Estoppel under The Indian Evidence Law
ESTOPPEL UNDER INDIAN EVIDENCE LAW.
Estoppel basically means if you give any false information or make false any promise to someone and that person who you gave such false information, acts upon it than the court will estop you from telling the truth and will make you fulfil the promise. This concept is mentioned under section 115 of the Indian Evidence Act, 1872.
lets understand this in more simple words:-
Imagine a boy named Rahul tells his friend Suraj any false information or makes any false promise to him. Suraj believing that the information and the promised made by his friend Rahul is true and he accordingly acts upon it. And later Rahul tells Suraj that the information he told him and the promise he made to him was fake than the court stops Rahul from telling the truth and makes Rahul to fulfil the promise.
ILLUSTRATION
1) If in a railway station your luggage gets lost and you tell the police that there was total 1000 Rs in your luggage but later in court you tell that there was 1 lakh Rs in your luggage.

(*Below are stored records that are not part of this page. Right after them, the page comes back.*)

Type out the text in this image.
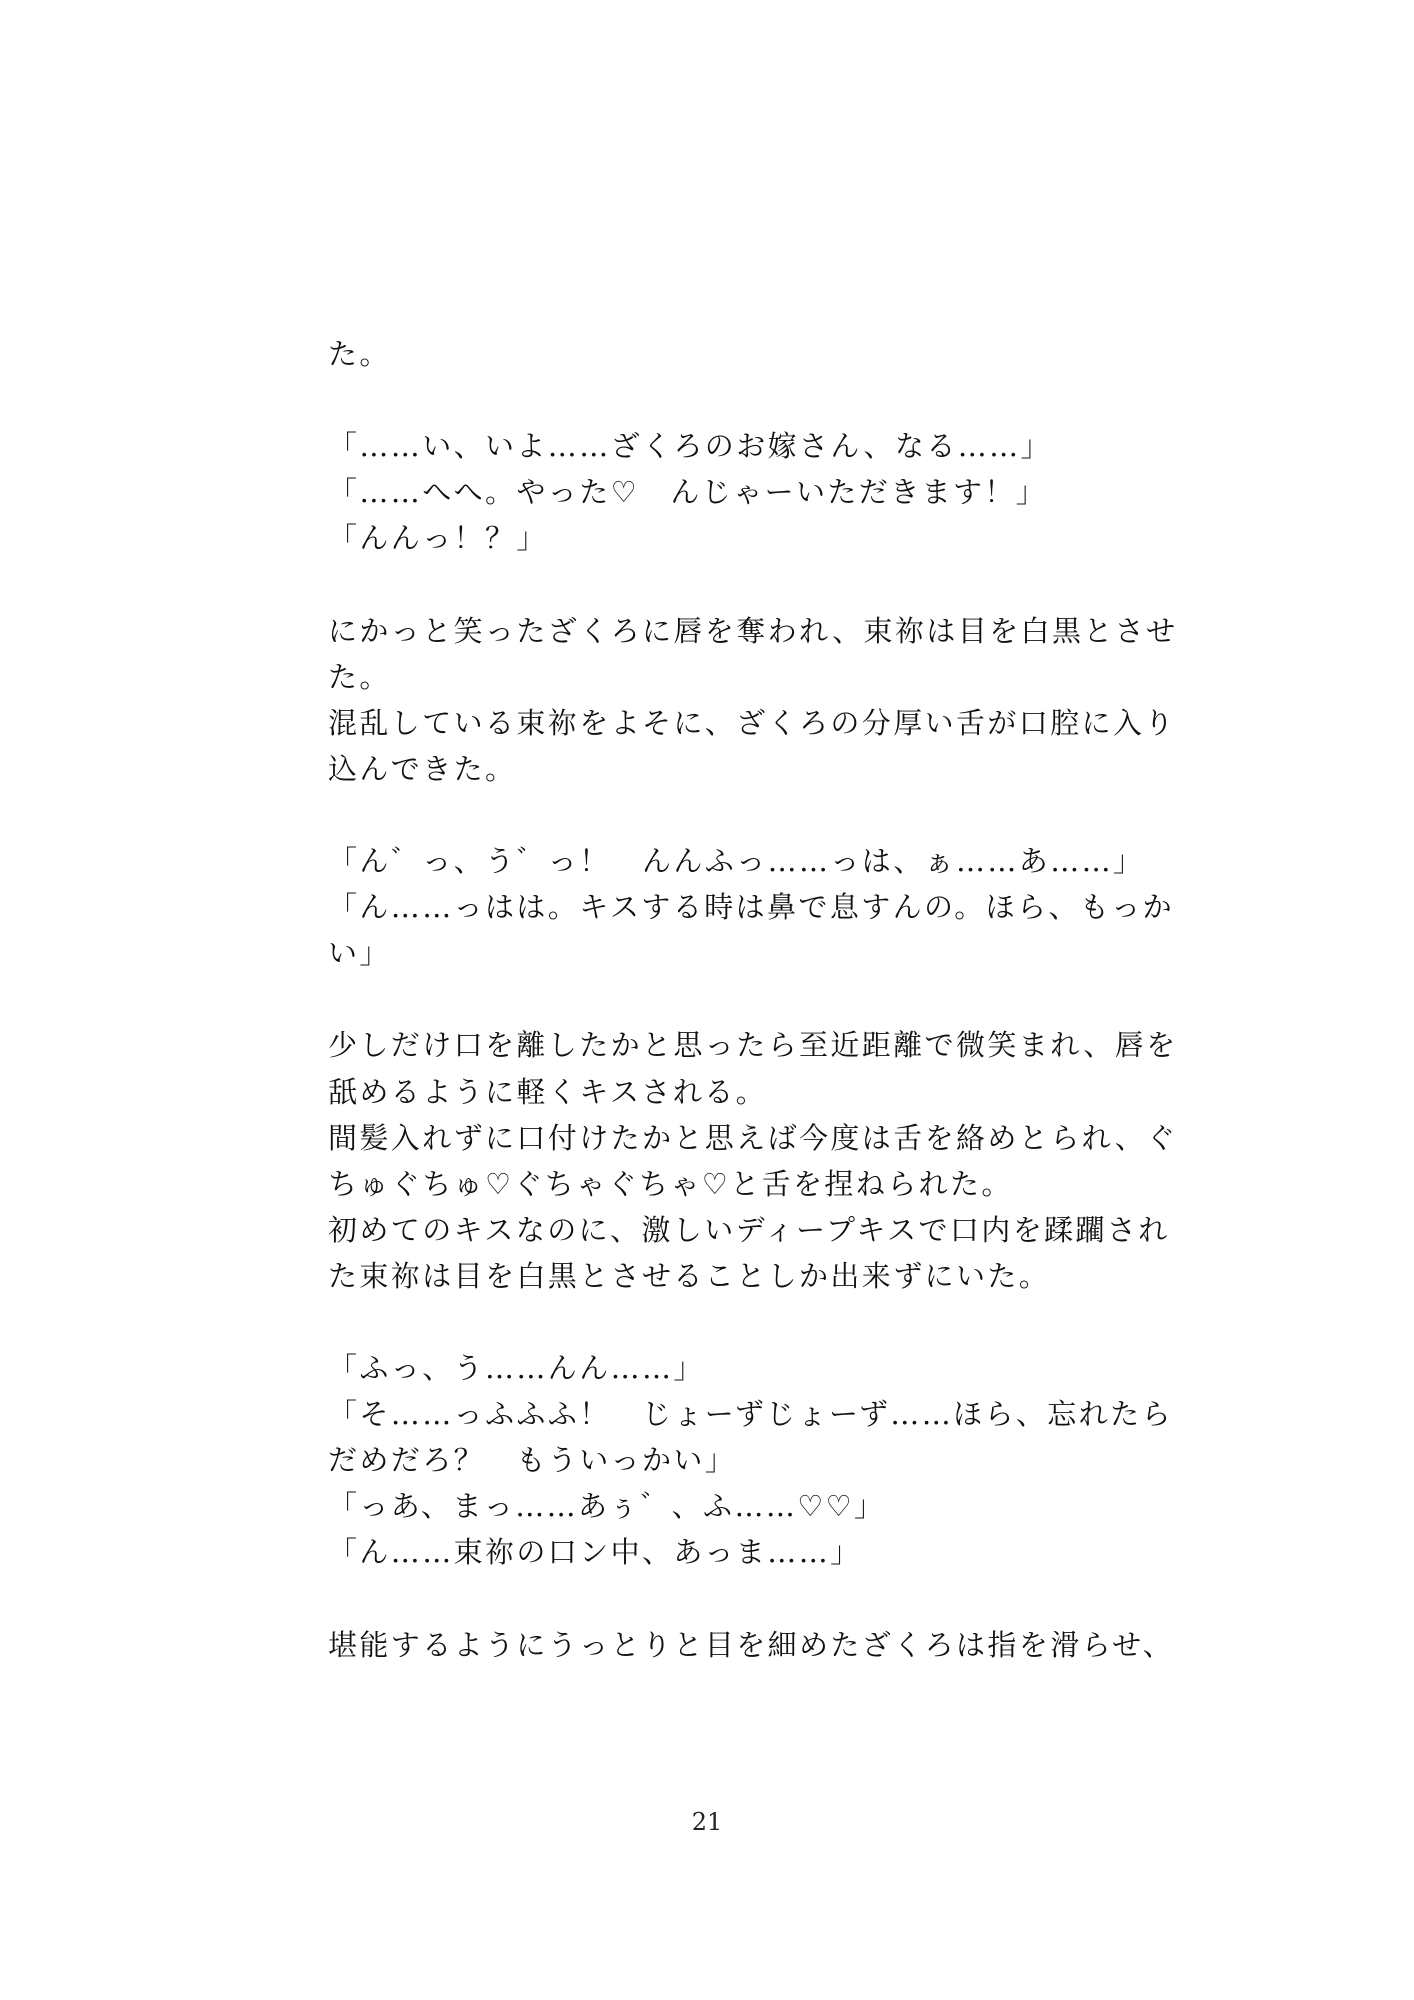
た。
「……い、いよ……ざくろのお嫁さん、なる……」
「……へへ。やった♡　んじゃーいただきます！」
「んんっ！？」
にかっと笑ったざくろに唇を奪われ、束祢は目を白黒とさせ
た。
混乱している束祢をよそに、ざくろの分厚い舌が口腔に入り
込んできた。
「ん゛っ、う゛っ！　んんふっ……っは、ぁ……あ……」
「ん……っはは。キスする時は鼻で息すんの。ほら、もっか
い」
少しだけ口を離したかと思ったら至近距離で微笑まれ、唇を
舐めるように軽くキスされる。
間髪入れずに口付けたかと思えば今度は舌を絡めとられ、ぐ
ちゅぐちゅ♡ぐちゃぐちゃ♡と舌を捏ねられた。
初めてのキスなのに、激しいディープキスで口内を蹂躙され
た束祢は目を白黒とさせることしか出来ずにいた。
「ふっ、う……んん……」
「そ……っふふふ！　じょーずじょーず……ほら、忘れたら
だめだろ？　もういっかい」
「っあ、まっ……あぅ゛、ふ……♡♡」
「ん……束祢の口ン中、あっま……」
堪能するようにうっとりと目を細めたざくろは指を滑らせ、
21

Here court will stop you from denying the earlier statement.
2) A son sold his mother's property Infront of her and the mother did no effort to stop the son or complaint against him. Therefore the Court will stop her from complaining later that it was her property.
3) A seller falsely represents a buyer that 'X' and 'Y' and 'Z' is his property. And the buyer believing the seller buys all the three property. But in reality only 'X' and 'Y' is the seller's property, while 'Z' is the property of seller's father. Later the seller's father dies and the seller gets the 'Z' property through succession. After that the seller goes to the buyer and says that 'Z' property is no more of the buyers because at the time of sale the seller didn't have the ownership of the 'Z' property, so the sale was invalid and therefore the seller asks the buyer to give back the 'Z' property. Than the buyer files a case against him and the court stops the seller from telling any truth and holds that the sale was valid and 'Z' property belongs to the buyer and not to the seller due to the principle of estoppel.

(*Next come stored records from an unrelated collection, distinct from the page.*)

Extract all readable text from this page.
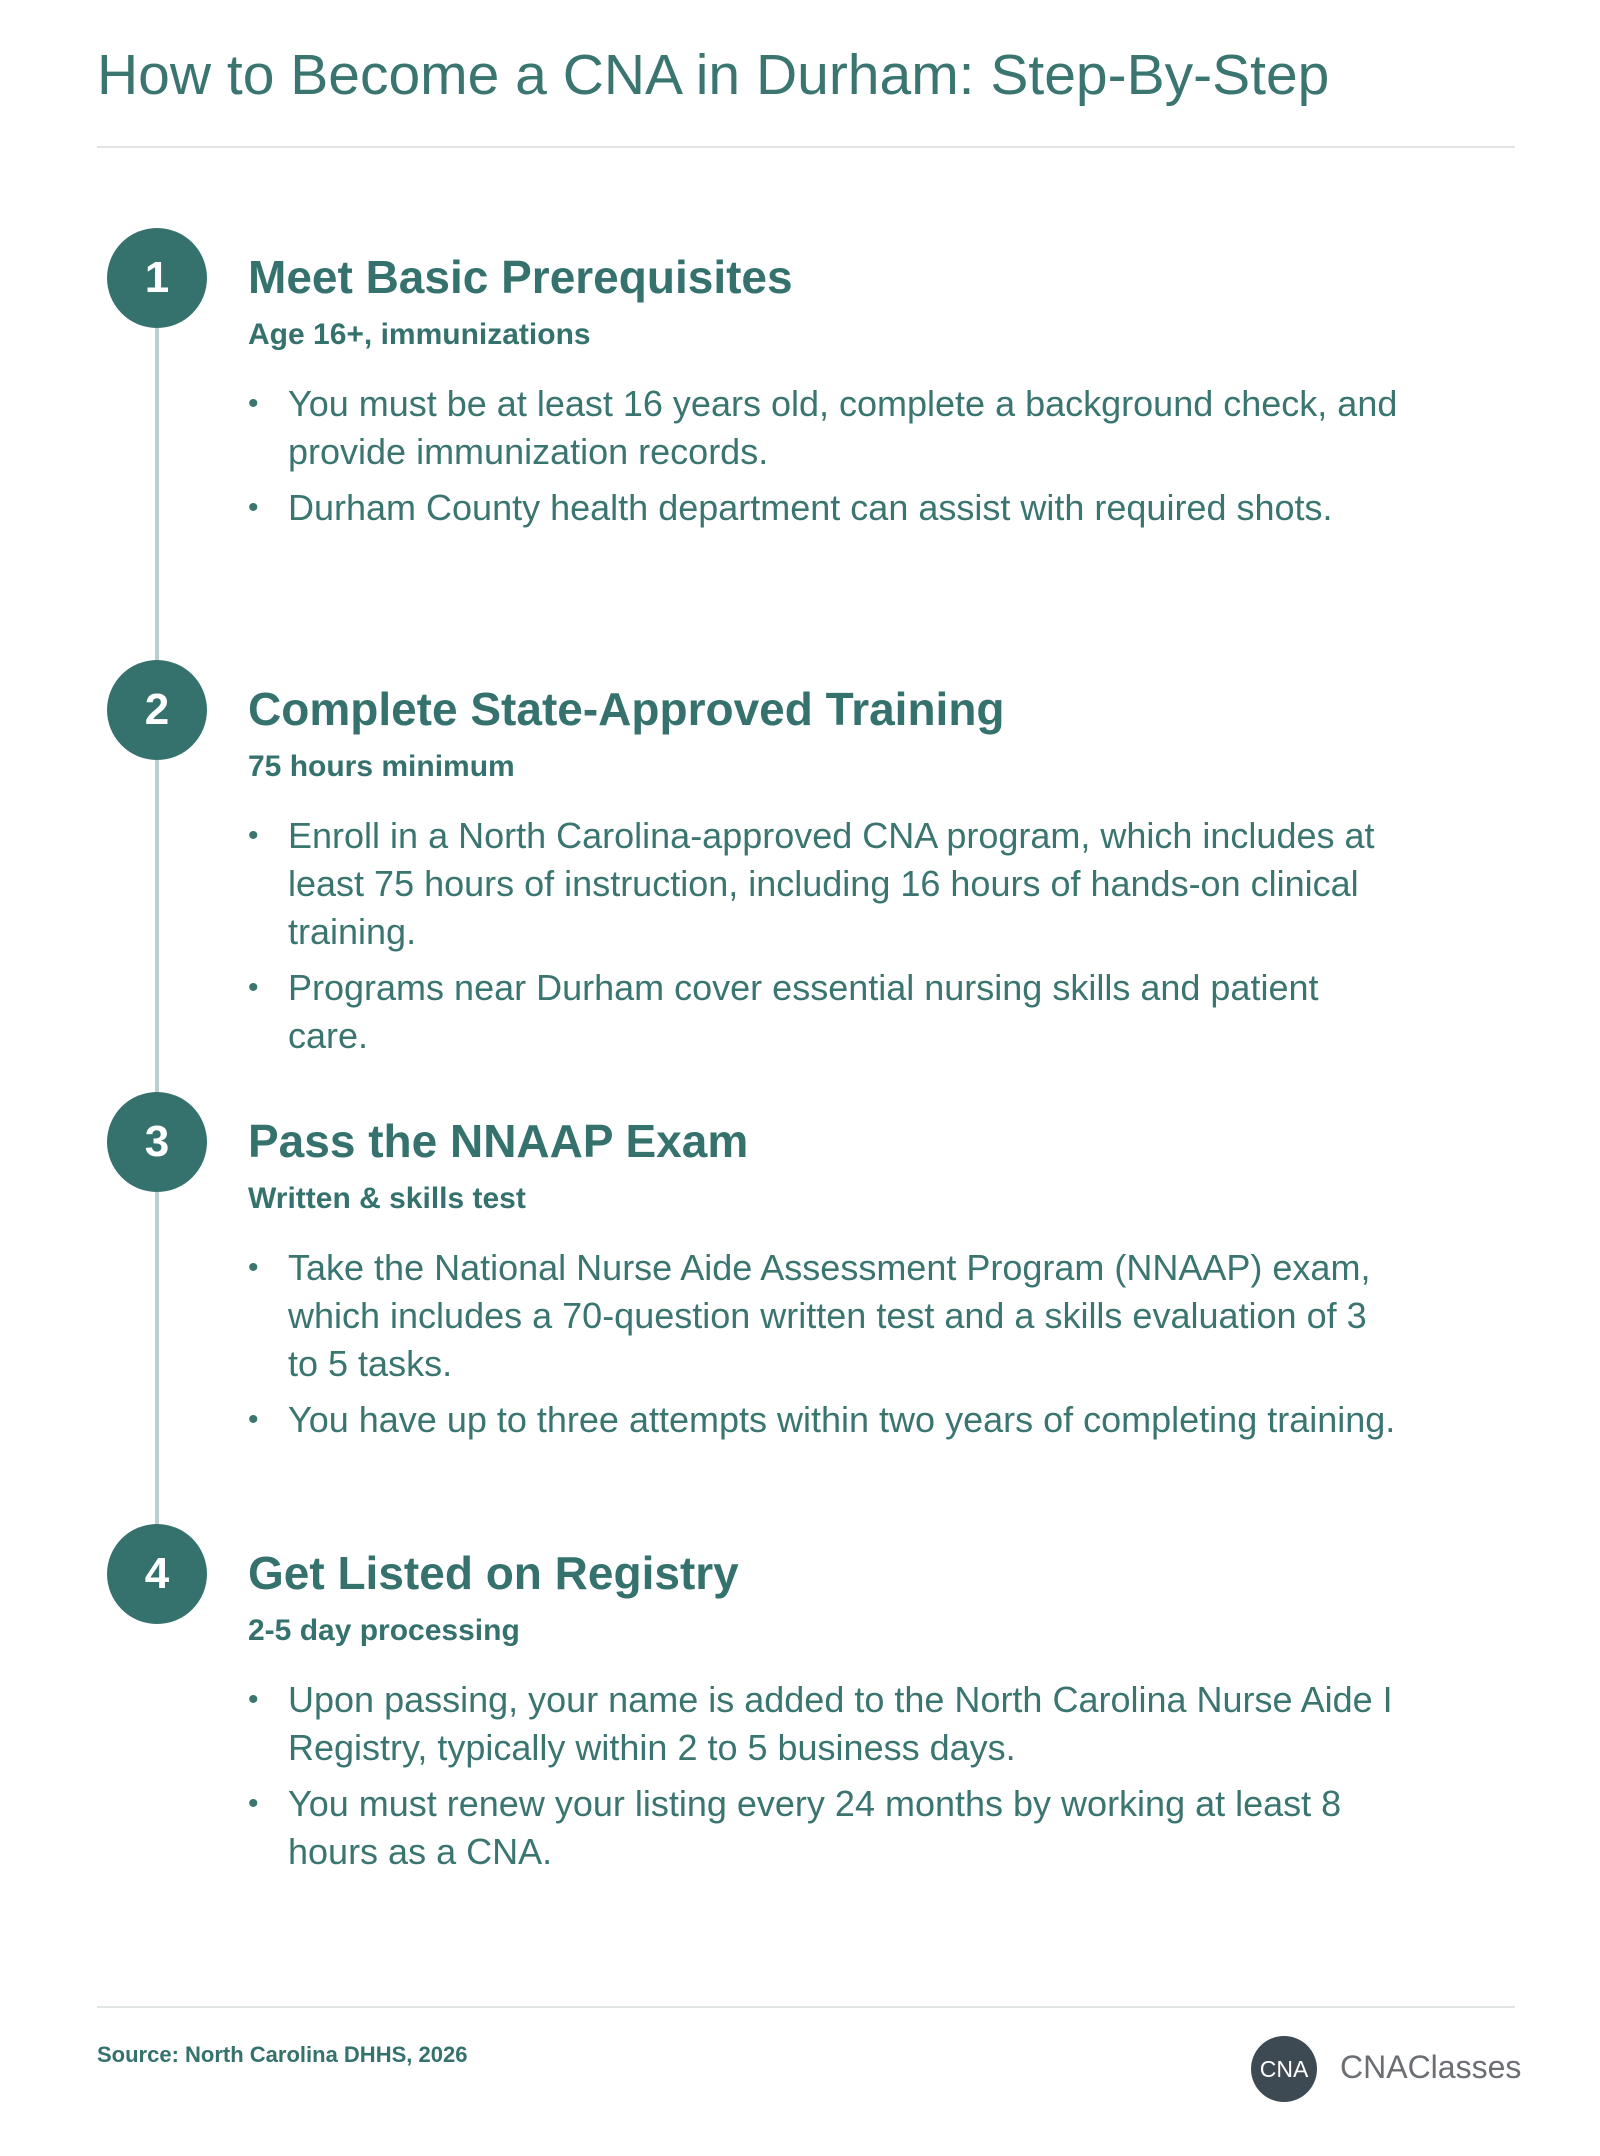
How to Become a CNA in Durham: Step-By-Step
1	Meet Basic Prerequisites
Age 16+, immunizations
• You must be at least 16 years old, complete a background check, and provide immunization records.
• Durham County health department can assist with required shots.
2	Complete State-Approved Training
75 hours minimum
• Enroll in a North Carolina-approved CNA program, which includes at least 75 hours of instruction, including 16 hours of hands-on clinical training.
• Programs near Durham cover essential nursing skills and patient care.
3	Pass the NNAAP Exam
Written & skills test
• Take the National Nurse Aide Assessment Program (NNAAP) exam, which includes a 70-question written test and a skills evaluation of 3 to 5 tasks.
• You have up to three attempts within two years of completing training.
4	Get Listed on Registry
2-5 day processing
• Upon passing, your name is added to the North Carolina Nurse Aide I Registry, typically within 2 to 5 business days.
• You must renew your listing every 24 months by working at least 8 hours as a CNA.
Source: North Carolina DHHS, 2026
CNA CNAClasses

4) A student got high marks in this results and based on that result the student got admissions in a good college, Later the school states that there was a mistake in that student's marksheet and he didn't get high marks. Here court will estop the school from denying the marksheet.

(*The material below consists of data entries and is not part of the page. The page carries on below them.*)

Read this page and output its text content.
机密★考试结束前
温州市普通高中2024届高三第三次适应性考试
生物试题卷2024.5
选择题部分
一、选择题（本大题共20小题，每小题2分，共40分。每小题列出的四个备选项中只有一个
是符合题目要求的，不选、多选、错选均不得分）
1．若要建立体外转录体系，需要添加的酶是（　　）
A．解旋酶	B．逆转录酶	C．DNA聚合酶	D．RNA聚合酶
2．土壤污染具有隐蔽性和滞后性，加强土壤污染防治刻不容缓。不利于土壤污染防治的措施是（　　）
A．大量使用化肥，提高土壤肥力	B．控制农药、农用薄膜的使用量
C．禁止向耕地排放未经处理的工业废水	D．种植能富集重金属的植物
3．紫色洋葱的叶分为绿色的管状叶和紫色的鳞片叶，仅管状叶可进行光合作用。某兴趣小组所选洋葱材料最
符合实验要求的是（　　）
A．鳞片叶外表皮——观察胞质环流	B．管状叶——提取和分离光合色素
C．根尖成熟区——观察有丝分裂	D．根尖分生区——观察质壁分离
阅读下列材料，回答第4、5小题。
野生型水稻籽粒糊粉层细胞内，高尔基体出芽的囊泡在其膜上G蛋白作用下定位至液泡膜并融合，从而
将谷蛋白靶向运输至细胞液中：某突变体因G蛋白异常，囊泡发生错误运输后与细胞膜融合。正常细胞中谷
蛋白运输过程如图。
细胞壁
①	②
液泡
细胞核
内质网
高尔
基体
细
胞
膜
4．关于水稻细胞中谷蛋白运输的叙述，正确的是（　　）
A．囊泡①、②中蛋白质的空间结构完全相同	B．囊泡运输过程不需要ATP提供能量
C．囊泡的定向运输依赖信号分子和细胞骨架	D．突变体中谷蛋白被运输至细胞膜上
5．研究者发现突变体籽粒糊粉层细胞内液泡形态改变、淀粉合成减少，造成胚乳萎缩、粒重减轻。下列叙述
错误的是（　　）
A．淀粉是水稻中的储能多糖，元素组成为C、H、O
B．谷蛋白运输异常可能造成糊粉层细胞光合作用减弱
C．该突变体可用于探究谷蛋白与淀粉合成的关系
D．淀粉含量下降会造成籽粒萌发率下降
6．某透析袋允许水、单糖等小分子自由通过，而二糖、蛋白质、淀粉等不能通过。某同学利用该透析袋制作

In this similar illustration, incase the student actually got high marks but the school mistakenly printed the marksheet with low scores than the student can complaint and get it corrected, Here the principle of estoppel doesn't apply.
Essential ingredients / Principles of Estoppel
1) Representation.
One person should falsely represent to another person an that another person believes it to be true.
2) Other party acted upon the representation.
When another person does some act by innocently believing the false representation to be true.
3) Other party altered his positions.
when another person changes its position publicly on believing the false representation to be true. (example, a person believes the false representation of the seller and buys the property and makes sale deed, here the person alters his position from a buyer to owner by buying that property.)
Reference:-
Textbook - Principles of the law of Evidence, Fifteenth Edition by Dr. Avtar Singh.